In developing COVAX, Gavi also failed to take into account obvious political realities. The “market shaping” premise of COVAX—that by aggregating global demand for future COVID-19 vaccines, they would be the most attractive customer for industry—was dependent on high-income countries participating as self-financing partners. This would provide the funding needed for COVAX to make advance purchase agreements with manufacturers and mitigate vaccine hoarding by high-income countries.
But that’s not how it played out. By August 2020, wealthy countries had already pre-ordered more than two billion doses of future COVID-19 vaccines in bilateral deals and had little incentive to purchase through COVAX. Right off the bat, COVAX found itself competing to purchase vaccines against the very countries they were courting, and without the funds needed to interest pharmaceutical corporations. In competing against the wealthiest countries, COVAX lost. It was naïve at best and irresponsible at worst for Gavi to tether COVAX’s success to the supposition that rich countries would not put the needs of their populations above all others.
So, where do we go from here to correct the current failures, and prevent their repetition in future pandemics?
There are immediate adjustments to the mechanism that could help improve access to COVID-19 vaccines.
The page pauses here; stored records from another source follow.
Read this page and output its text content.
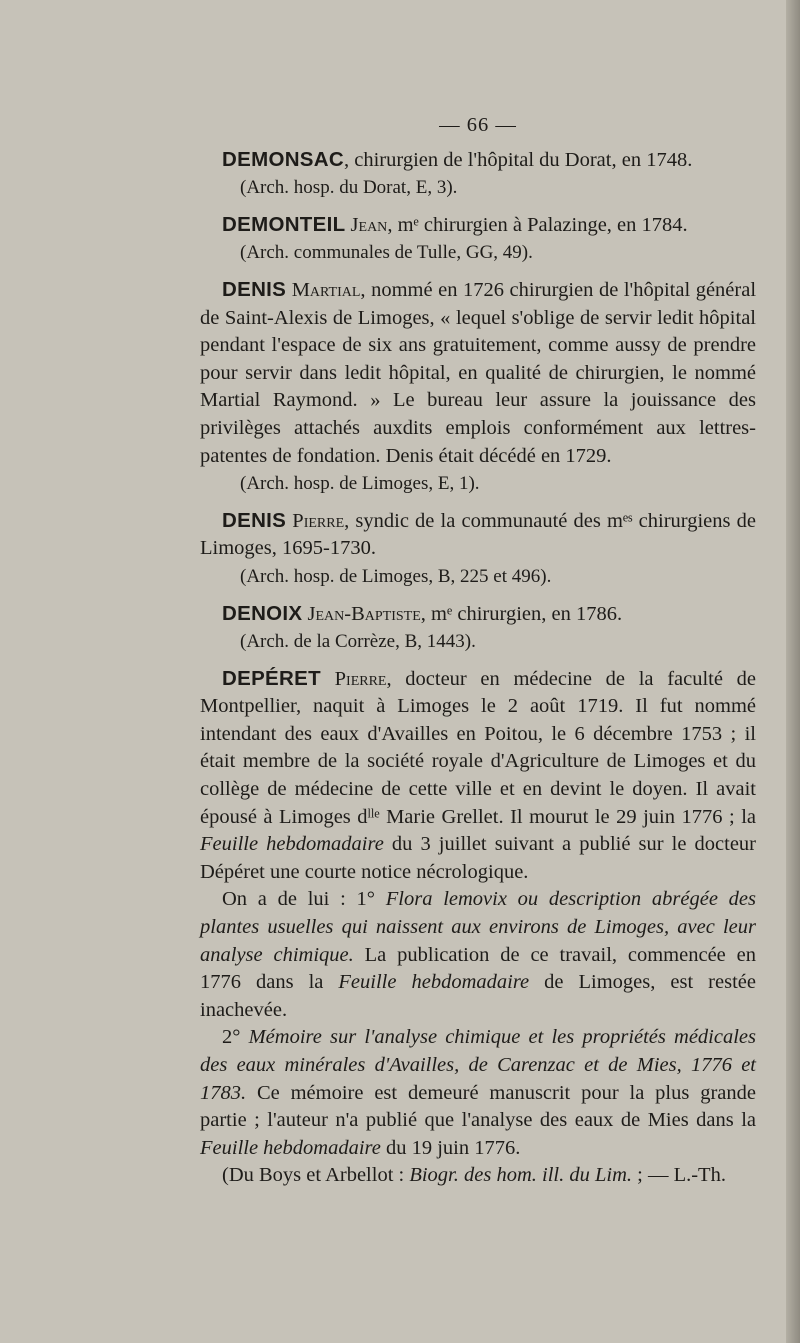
— 66 —

DEMONSAC, chirurgien de l'hôpital du Dorat, en 1748.

(Arch. hosp. du Dorat, E, 3).

DEMONTEIL Jean, mᵉ chirurgien à Palazinge, en 1784.

(Arch. communales de Tulle, GG, 49).

DENIS Martial, nommé en 1726 chirurgien de l'hôpital général de Saint-Alexis de Limoges, « lequel s'oblige de servir ledit hôpital pendant l'espace de six ans gratuitement, comme aussy de prendre pour servir dans ledit hôpital, en qualité de chirurgien, le nommé Martial Raymond. » Le bureau leur assure la jouissance des privilèges attachés auxdits emplois conformément aux lettres-patentes de fondation. Denis était décédé en 1729.

(Arch. hosp. de Limoges, E, 1).

DENIS Pierre, syndic de la communauté des mᵉˢ chirurgiens de Limoges, 1695-1730.

(Arch. hosp. de Limoges, B, 225 et 496).

DENOIX Jean-Baptiste, mᵉ chirurgien, en 1786.

(Arch. de la Corrèze, B, 1443).

DEPÉRET Pierre, docteur en médecine de la faculté de Montpellier, naquit à Limoges le 2 août 1719. Il fut nommé intendant des eaux d'Availles en Poitou, le 6 décembre 1753 ; il était membre de la société royale d'Agriculture de Limoges et du collège de médecine de cette ville et en devint le doyen. Il avait épousé à Limoges dˡˡᵉ Marie Grellet. Il mourut le 29 juin 1776 ; la Feuille hebdomadaire du 3 juillet suivant a publié sur le docteur Dépéret une courte notice nécrologique.

On a de lui : 1° Flora lemovix ou description abrégée des plantes usuelles qui naissent aux environs de Limoges, avec leur analyse chimique. La publication de ce travail, commencée en 1776 dans la Feuille hebdomadaire de Limoges, est restée inachevée.

2° Mémoire sur l'analyse chimique et les propriétés médicales des eaux minérales d'Availles, de Carenzac et de Mies, 1776 et 1783. Ce mémoire est demeuré manuscrit pour la plus grande partie ; l'auteur n'a publié que l'analyse des eaux de Mies dans la Feuille hebdomadaire du 19 juin 1776.

(Du Boys et Arbellot : Biogr. des hom. ill. du Lim. ; — L.-Th.
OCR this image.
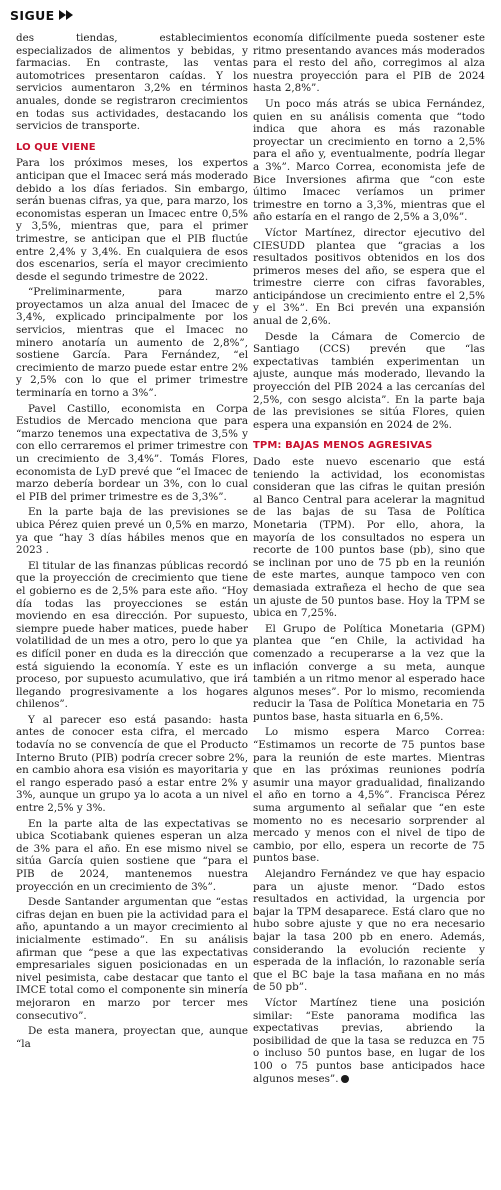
SIGUE

des tiendas, establecimientos especializados de alimentos y bebidas, y farmacias. En contraste, las ventas automotrices presentaron caídas. Y los servicios aumentaron 3,2% en términos anuales, donde se registraron crecimientos en todas sus actividades, destacando los servicios de transporte.

LO QUE VIENE

Para los próximos meses, los expertos anticipan que el Imacec será más moderado debido a los días feriados. Sin embargo, serán buenas cifras, ya que, para marzo, los economistas esperan un Imacec entre 0,5% y 3,5%, mientras que, para el primer trimestre, se anticipan que el PIB fluctúe entre 2,4% y 3,4%. En cualquiera de esos dos escenarios, sería el mayor crecimiento desde el segundo trimestre de 2022.

“Preliminarmente, para marzo proyectamos un alza anual del Imacec de 3,4%, explicado principalmente por los servicios, mientras que el Imacec no minero anotaría un aumento de 2,8%”, sostiene García. Para Fernández, “el crecimiento de marzo puede estar entre 2% y 2,5% con lo que el primer trimestre terminaría en torno a 3%”.

Pavel Castillo, economista en Corpa Estudios de Mercado menciona que para “marzo tenemos una expectativa de 3,5% y con ello cerraremos el primer trimestre con un crecimiento de 3,4%”. Tomás Flores, economista de LyD prevé que “el Imacec de marzo debería bordear un 3%, con lo cual el PIB del primer trimestre es de 3,3%”.

En la parte baja de las previsiones se ubica Pérez quien prevé un 0,5% en marzo, ya que “hay 3 días hábiles menos que en 2023 .

El titular de las finanzas públicas recordó que la proyección de crecimiento que tiene el gobierno es de 2,5% para este año. “Hoy día todas las proyecciones se están moviendo en esa dirección. Por supuesto, siempre puede haber matices, puede haber volatilidad de un mes a otro, pero lo que ya es difícil poner en duda es la dirección que está siguiendo la economía. Y este es un proceso, por supuesto acumulativo, que irá llegando progresivamente a los hogares chilenos”.

Y al parecer eso está pasando: hasta antes de conocer esta cifra, el mercado todavía no se convencía de que el Producto Interno Bruto (PIB) podría crecer sobre 2%, en cambio ahora esa visión es mayoritaria y el rango esperado pasó a estar entre 2% y 3%, aunque un grupo ya lo acota a un nivel entre 2,5% y 3%.

En la parte alta de las expectativas se ubica Scotiabank quienes esperan un alza de 3% para el año. En ese mismo nivel se sitúa García quien sostiene que “para el PIB de 2024, mantenemos nuestra proyección en un crecimiento de 3%”.

Desde Santander argumentan que “estas cifras dejan en buen pie la actividad para el año, apuntando a un mayor crecimiento al inicialmente estimado”. En su análisis afirman que “pese a que las expectativas empresariales siguen posicionadas en un nivel pesimista, cabe destacar que tanto el IMCE total como el componente sin minería mejoraron en marzo por tercer mes consecutivo”.

De esta manera, proyectan que, aunque “la

economía difícilmente pueda sostener este ritmo presentando avances más moderados para el resto del año, corregimos al alza nuestra proyección para el PIB de 2024 hasta 2,8%”.

Un poco más atrás se ubica Fernández, quien en su análisis comenta que “todo indica que ahora es más razonable proyectar un crecimiento en torno a 2,5% para el año y, eventualmente, podría llegar a 3%”. Marco Correa, economista jefe de Bice Inversiones afirma que “con este último Imacec veríamos un primer trimestre en torno a 3,3%, mientras que el año estaría en el rango de 2,5% a 3,0%”.

Víctor Martínez, director ejecutivo del CIESUDD plantea que “gracias a los resultados positivos obtenidos en los dos primeros meses del año, se espera que el trimestre cierre con cifras favorables, anticipándose un crecimiento entre el 2,5% y el 3%”. En Bci prevén una expansión anual de 2,6%.

Desde la Cámara de Comercio de Santiago (CCS) prevén que “las expectativas también experimentan un ajuste, aunque más moderado, llevando la proyección del PIB 2024 a las cercanías del 2,5%, con sesgo alcista”. En la parte baja de las previsiones se sitúa Flores, quien espera una expansión en 2024 de 2%.

TPM: BAJAS MENOS AGRESIVAS

Dado este nuevo escenario que está teniendo la actividad, los economistas consideran que las cifras le quitan presión al Banco Central para acelerar la magnitud de las bajas de su Tasa de Política Monetaria (TPM). Por ello, ahora, la mayoría de los consultados no espera un recorte de 100 puntos base (pb), sino que se inclinan por uno de 75 pb en la reunión de este martes, aunque tampoco ven con demasiada extrañeza el hecho de que sea un ajuste de 50 puntos base. Hoy la TPM se ubica en 7,25%.

El Grupo de Política Monetaria (GPM) plantea que “en Chile, la actividad ha comenzado a recuperarse a la vez que la inflación converge a su meta, aunque también a un ritmo menor al esperado hace algunos meses”. Por lo mismo, recomienda reducir la Tasa de Política Monetaria en 75 puntos base, hasta situarla en 6,5%.

Lo mismo espera Marco Correa: “Estimamos un recorte de 75 puntos base para la reunión de este martes. Mientras que en las próximas reuniones podría asumir una mayor gradualidad, finalizando el año en torno a 4,5%”. Francisca Pérez suma argumento al señalar que “en este momento no es necesario sorprender al mercado y menos con el nivel de tipo de cambio, por ello, espera un recorte de 75 puntos base.

Alejandro Fernández ve que hay espacio para un ajuste menor. “Dado estos resultados en actividad, la urgencia por bajar la TPM desaparece. Está claro que no hubo sobre ajuste y que no era necesario bajar la tasa 200 pb en enero. Además, considerando la evolución reciente y esperada de la inflación, lo razonable sería que el BC baje la tasa mañana en no más de 50 pb”.

Víctor Martínez tiene una posición similar: “Este panorama modifica las expectativas previas, abriendo la posibilidad de que la tasa se reduzca en 75 o incluso 50 puntos base, en lugar de los 100 o 75 puntos base anticipados hace algunos meses”.
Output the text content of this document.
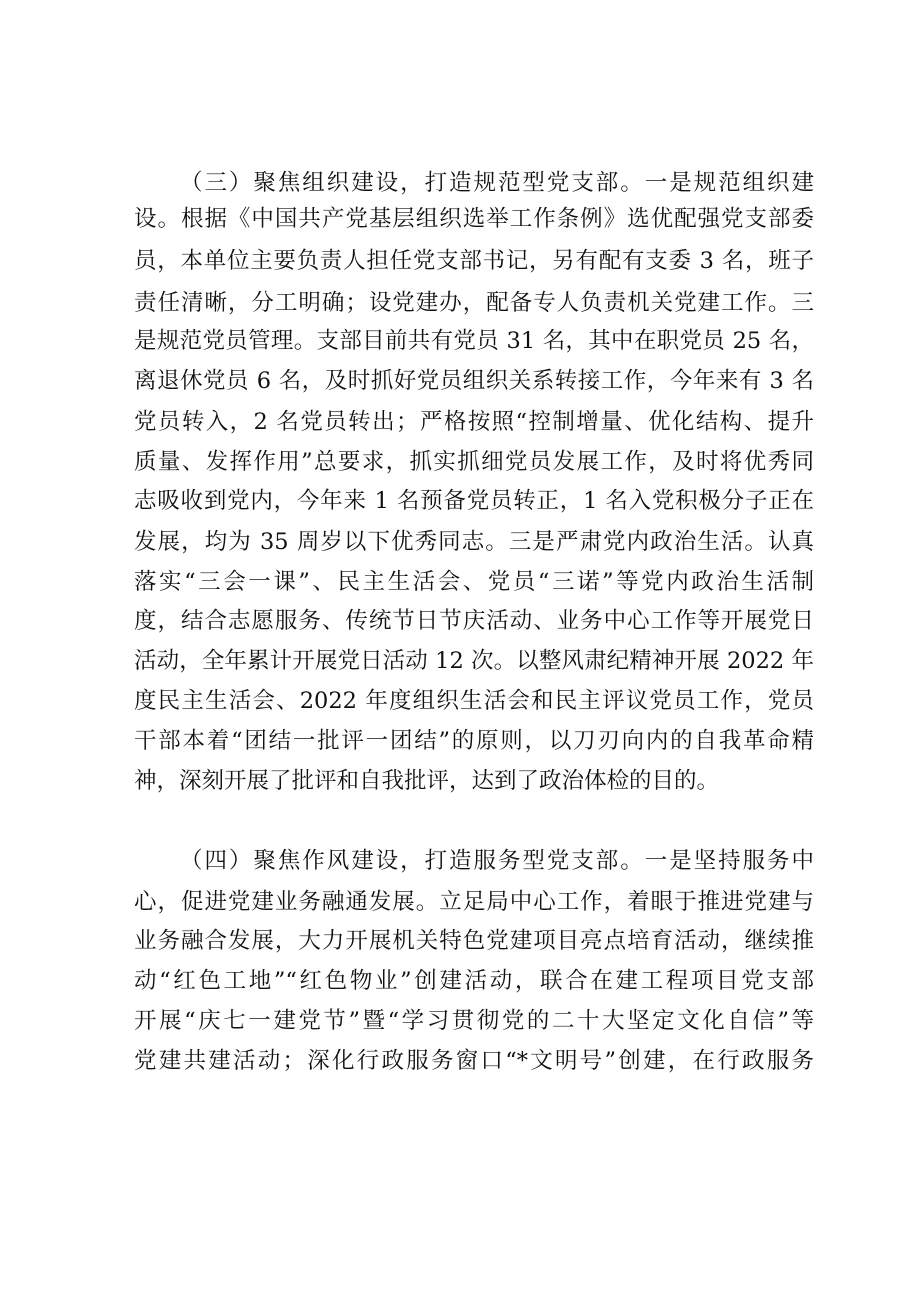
（三）聚焦组织建设，打造规范型党支部。一是规范组织建
设。根据《中国共产党基层组织选举工作条例》选优配强党支部委
员，本单位主要负责人担任党支部书记，另有配有支委 3 名，班子
责任清晰，分工明确；设党建办，配备专人负责机关党建工作。三
是规范党员管理。支部目前共有党员 31 名，其中在职党员 25 名，
离退休党员 6 名，及时抓好党员组织关系转接工作，今年来有 3 名
党员转入，2 名党员转出；严格按照“控制增量、优化结构、提升
质量、发挥作用”总要求，抓实抓细党员发展工作，及时将优秀同
志吸收到党内，今年来 1 名预备党员转正，1 名入党积极分子正在
发展，均为 35 周岁以下优秀同志。三是严肃党内政治生活。认真
落实“三会一课”、民主生活会、党员“三诺”等党内政治生活制
度，结合志愿服务、传统节日节庆活动、业务中心工作等开展党日
活动，全年累计开展党日活动 12 次。以整风肃纪精神开展 2022 年
度民主生活会、2022 年度组织生活会和民主评议党员工作，党员
干部本着“团结一批评一团结”的原则，以刀刃向内的自我革命精
神，深刻开展了批评和自我批评，达到了政治体检的目的。
（四）聚焦作风建设，打造服务型党支部。一是坚持服务中
心，促进党建业务融通发展。立足局中心工作，着眼于推进党建与
业务融合发展，大力开展机关特色党建项目亮点培育活动，继续推
动“红色工地”“红色物业”创建活动，联合在建工程项目党支部
开展“庆七一建党节”暨“学习贯彻党的二十大坚定文化自信”等
党建共建活动；深化行政服务窗口“*文明号”创建，在行政服务
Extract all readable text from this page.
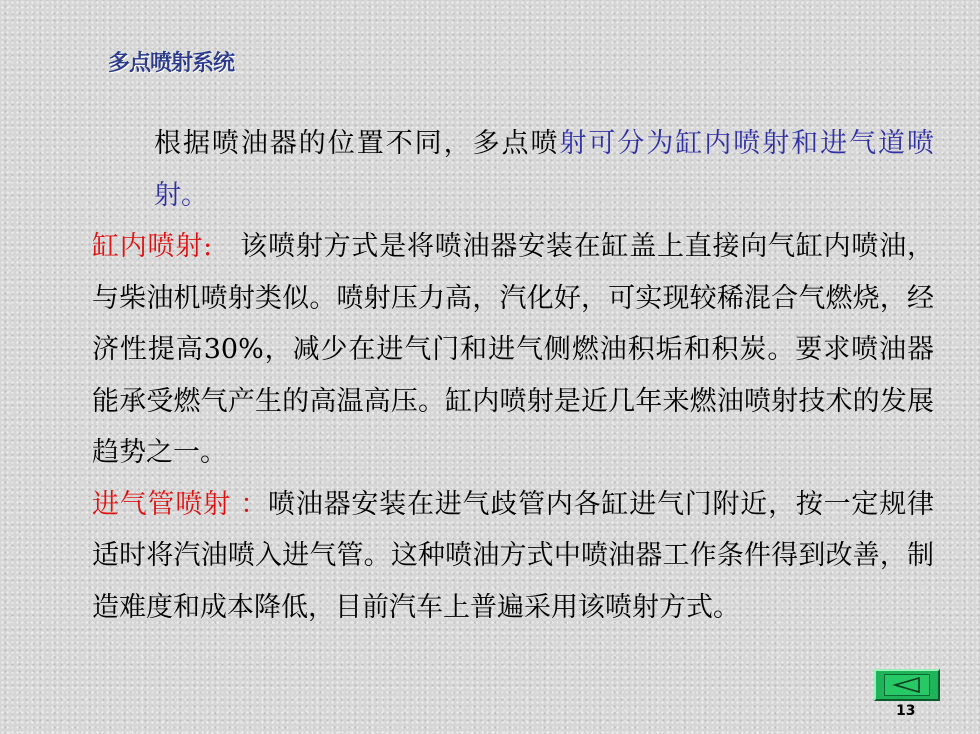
多点喷射系统

根据喷油器的位置不同，多点喷射可分为缸内喷射和进气道喷射。

缸内喷射:   该喷射方式是将喷油器安装在缸盖上直接向气缸内喷油，与柴油机喷射类似。喷射压力高，汽化好，可实现较稀混合气燃烧，经济性提高30%，减少在进气门和进气侧燃油积垢和积炭。要求喷油器能承受燃气产生的高温高压。缸内喷射是近几年来燃油喷射技术的发展趋势之一。

进气管喷射 ：喷油器安装在进气歧管内各缸进气门附近，按一定规律适时将汽油喷入进气管。这种喷油方式中喷油器工作条件得到改善，制造难度和成本降低，目前汽车上普遍采用该喷射方式。

13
This includes restructuring COVAX’s governance and decision-making processes so that low- and middle-income countries, regional bodies, and civil society have meaningful inclusion and influence in the decisions of COVAX. Gavi should also create a clear roadmap for 2022 in consultation with regional bodies, procurement experts, and manufacturers, and transparently provide ongoing updates on progress against goals.
Beyond these immediate measures, there are broader systemic changes that must finally be addressed if the world is going to avoid repeating these mistakes in the future.
The first step towards this change is to mitigate the inherent limitations and weaknesses of PPP approaches to global health, and avoid using them as much as possible. What is needed is a rebalancing of the power dynamics between the market-driven private sector and health-driven public interest, and between high-income and low- and middle-income countries.
As pandemic preparedness work proceeds, WHO and governments must ensure we do not repeat the mistakes of the COVAX model in future pandemic responses. Equity in access to medicines will remain elusive during this pandemic and beyond until that happens.